A bill expected to sail through its Legislature would make California the first state to let state credit unions - even small ones - run their own tax-free trust departments.
Banks oppose the plan.
The state is already one of a handful that let their credit unions operate taxable for-profit subsidiaries called "credit union service organizations" to provide trust services, said Colleen Kelly, the vice president of state governmental affairs for the Credit Union National Association. But no state gives credit unions full fiduciary responsibility of its members' trust accounts, she said.
Setting one up a trust subsidiary can be prohibitively expensive for a small credit union, said Monica Cisneros, state regulatory analyst for the California Credit Union League, the bill's sponsor. "It takes a lot of capital" - usually about $50,000 - she said. "This bill would help a lot of smaller credit unions."
Even at small credit unions, members are increasingly requesting trust services, Ms. Cisneros said. Banks have refused to establish trust accounts for many of these people because they did not have enough money, she said.
"Many large banks have raised the minimum initial value" to open a trust account to $1 million, Ms. Cisneros said, "but there are many credit union members who want trust services but only have about half of that. They are starting to receive inheritances from parents and grandparents, and they are not finding anyone to meet their special needs."
Not so, said Peggy J. Standefer, senior vice president and senior counsel at $8 billion-asset California Bank and Trust, a subsidiary of Zions Bancorp of Salt Lake City. "I have never heard of any bank turning away trust business based solely on the value of a trust," she said, and her bank has no minimum.
California Bank and Trust, other banks, and the state's banking trade groups are actively opposing the bill, which was introduced by Assemblywoman Christine Kehoe.
Maurine Padden, vice president and chief legislative counsel for the California Bankers Association, said the measure would give credit unions an unfair advantage because they would no longer have to pay taxes on the money they make from their trust activities.
The banking group and others also object to a clause in the bill saying credit unions can engage in any financial activity not expressly prohibited. "They would have a blank check to do anything they wanted," said Craig Hudson, the executive director of the California Independent Bankers. "If they are not going to have limited powers, then we don't think they ought to be exempt from paying taxes."
But Bob Arnould, vice president of governmental affairs for the California Credit Union League, said that because the clause was lifted from a state code regulating the incorporation of credit unions, it would create no new powers.
Ms. Padden adamantly disagreed. "This particular provision would remove any existing limitations on the types of products and services that credit unions could offer," she said.
Credit unions should not have the same powers as banks, Ms. Padden said. "They don't have the same capital requirements, they don't operate with as much regulatory oversight, and they're not subject to the requirements of the Community Reinvestment Act," she said. "They want everything [that banks have] but without the responsibility."
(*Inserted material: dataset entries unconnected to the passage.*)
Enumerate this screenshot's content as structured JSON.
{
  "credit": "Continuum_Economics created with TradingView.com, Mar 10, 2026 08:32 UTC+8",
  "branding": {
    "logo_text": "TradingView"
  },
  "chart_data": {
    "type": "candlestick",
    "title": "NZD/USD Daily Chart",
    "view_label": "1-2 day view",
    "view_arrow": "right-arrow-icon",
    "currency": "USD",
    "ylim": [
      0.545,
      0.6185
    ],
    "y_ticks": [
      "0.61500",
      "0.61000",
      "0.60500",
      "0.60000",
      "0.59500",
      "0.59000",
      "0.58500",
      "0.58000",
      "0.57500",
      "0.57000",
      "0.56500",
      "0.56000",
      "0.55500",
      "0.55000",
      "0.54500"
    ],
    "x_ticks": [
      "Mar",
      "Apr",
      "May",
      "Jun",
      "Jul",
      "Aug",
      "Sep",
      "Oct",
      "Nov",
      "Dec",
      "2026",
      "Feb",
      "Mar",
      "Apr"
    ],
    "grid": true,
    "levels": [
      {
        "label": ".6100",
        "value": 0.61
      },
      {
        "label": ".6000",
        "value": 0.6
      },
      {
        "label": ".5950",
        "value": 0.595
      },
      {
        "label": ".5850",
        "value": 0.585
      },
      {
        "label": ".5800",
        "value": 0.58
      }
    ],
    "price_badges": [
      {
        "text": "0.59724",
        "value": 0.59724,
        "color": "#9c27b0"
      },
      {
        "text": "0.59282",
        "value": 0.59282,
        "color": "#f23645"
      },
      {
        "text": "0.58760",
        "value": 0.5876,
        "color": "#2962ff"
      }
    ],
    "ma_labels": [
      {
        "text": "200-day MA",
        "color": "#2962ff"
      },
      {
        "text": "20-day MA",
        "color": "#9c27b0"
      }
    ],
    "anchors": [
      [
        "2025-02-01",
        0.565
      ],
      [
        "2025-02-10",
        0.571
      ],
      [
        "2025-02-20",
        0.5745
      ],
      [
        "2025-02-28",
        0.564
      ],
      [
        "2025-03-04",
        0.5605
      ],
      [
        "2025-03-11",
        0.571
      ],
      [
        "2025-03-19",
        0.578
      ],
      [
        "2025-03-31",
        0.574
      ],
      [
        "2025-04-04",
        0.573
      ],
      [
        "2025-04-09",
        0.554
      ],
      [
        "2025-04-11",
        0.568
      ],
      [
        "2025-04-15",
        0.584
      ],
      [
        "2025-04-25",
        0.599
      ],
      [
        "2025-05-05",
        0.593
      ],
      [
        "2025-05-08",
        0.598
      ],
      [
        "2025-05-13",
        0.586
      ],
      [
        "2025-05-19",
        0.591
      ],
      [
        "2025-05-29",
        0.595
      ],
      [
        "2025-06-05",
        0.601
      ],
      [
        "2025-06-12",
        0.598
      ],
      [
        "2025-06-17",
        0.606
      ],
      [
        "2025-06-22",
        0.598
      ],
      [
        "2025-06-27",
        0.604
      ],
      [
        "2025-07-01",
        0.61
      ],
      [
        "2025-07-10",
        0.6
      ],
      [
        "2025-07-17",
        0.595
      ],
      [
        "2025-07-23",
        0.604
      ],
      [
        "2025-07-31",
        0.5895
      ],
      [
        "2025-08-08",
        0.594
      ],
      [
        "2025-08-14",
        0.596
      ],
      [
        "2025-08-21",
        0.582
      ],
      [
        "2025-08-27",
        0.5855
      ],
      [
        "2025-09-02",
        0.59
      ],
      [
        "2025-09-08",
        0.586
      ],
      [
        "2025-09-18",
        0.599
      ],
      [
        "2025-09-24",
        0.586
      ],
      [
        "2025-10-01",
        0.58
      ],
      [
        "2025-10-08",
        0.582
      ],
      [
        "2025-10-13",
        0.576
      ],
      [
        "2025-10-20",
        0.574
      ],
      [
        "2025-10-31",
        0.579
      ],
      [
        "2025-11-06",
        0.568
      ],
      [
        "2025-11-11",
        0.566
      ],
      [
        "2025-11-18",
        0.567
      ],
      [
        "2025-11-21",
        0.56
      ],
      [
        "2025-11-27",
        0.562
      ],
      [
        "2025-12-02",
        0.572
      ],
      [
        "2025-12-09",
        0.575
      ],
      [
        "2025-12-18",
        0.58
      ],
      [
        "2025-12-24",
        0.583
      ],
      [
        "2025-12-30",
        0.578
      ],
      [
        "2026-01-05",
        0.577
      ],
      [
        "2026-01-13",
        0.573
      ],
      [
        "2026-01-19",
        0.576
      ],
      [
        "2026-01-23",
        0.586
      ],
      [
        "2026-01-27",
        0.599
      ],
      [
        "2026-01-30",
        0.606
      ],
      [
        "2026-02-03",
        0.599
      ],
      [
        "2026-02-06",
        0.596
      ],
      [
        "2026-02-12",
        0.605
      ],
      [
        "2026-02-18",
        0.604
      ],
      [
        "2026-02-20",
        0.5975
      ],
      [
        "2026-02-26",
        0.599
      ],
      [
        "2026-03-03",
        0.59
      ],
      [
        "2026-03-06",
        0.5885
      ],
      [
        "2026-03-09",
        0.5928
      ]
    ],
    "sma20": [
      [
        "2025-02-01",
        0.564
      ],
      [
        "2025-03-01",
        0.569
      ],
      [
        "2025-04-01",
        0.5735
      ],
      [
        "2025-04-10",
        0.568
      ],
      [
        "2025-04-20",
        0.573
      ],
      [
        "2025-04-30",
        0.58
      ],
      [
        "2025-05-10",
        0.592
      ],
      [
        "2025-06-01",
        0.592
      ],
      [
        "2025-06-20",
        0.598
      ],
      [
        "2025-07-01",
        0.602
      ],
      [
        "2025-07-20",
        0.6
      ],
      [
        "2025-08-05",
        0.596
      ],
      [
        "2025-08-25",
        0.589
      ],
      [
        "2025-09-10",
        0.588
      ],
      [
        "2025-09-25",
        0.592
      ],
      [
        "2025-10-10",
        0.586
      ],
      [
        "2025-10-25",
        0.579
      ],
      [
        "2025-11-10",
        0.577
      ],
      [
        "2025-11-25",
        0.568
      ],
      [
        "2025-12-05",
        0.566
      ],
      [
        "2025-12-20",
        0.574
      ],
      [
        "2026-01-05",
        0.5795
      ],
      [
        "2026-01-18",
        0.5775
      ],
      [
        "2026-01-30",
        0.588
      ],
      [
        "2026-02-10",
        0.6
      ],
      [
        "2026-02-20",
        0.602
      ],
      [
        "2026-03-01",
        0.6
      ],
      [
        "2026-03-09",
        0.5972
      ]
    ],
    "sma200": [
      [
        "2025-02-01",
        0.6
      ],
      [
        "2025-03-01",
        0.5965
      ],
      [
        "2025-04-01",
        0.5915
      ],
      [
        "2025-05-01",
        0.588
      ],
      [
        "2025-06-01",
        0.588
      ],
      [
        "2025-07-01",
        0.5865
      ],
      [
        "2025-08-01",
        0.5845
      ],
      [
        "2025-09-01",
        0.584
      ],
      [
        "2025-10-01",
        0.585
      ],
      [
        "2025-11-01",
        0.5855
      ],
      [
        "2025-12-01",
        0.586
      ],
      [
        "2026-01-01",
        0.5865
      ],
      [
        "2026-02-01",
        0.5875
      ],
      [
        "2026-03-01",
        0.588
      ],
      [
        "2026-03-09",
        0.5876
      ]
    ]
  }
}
Still, the bill cleared the Assembly's Banking Committee on April 16 on a 6-2 vote, and bank opposition is unlikely to derail it, said David Haithcock, the director of bank relations for the California Independent Bankers. "Credit unions are really powerful here - just about everything they want to put on the books rolls right through the Legislature," Mr. Haithcock said. "Legislators view credit unions as service organizations and banks as businesses, so legislators automatically think that we're always trying to gouge customers."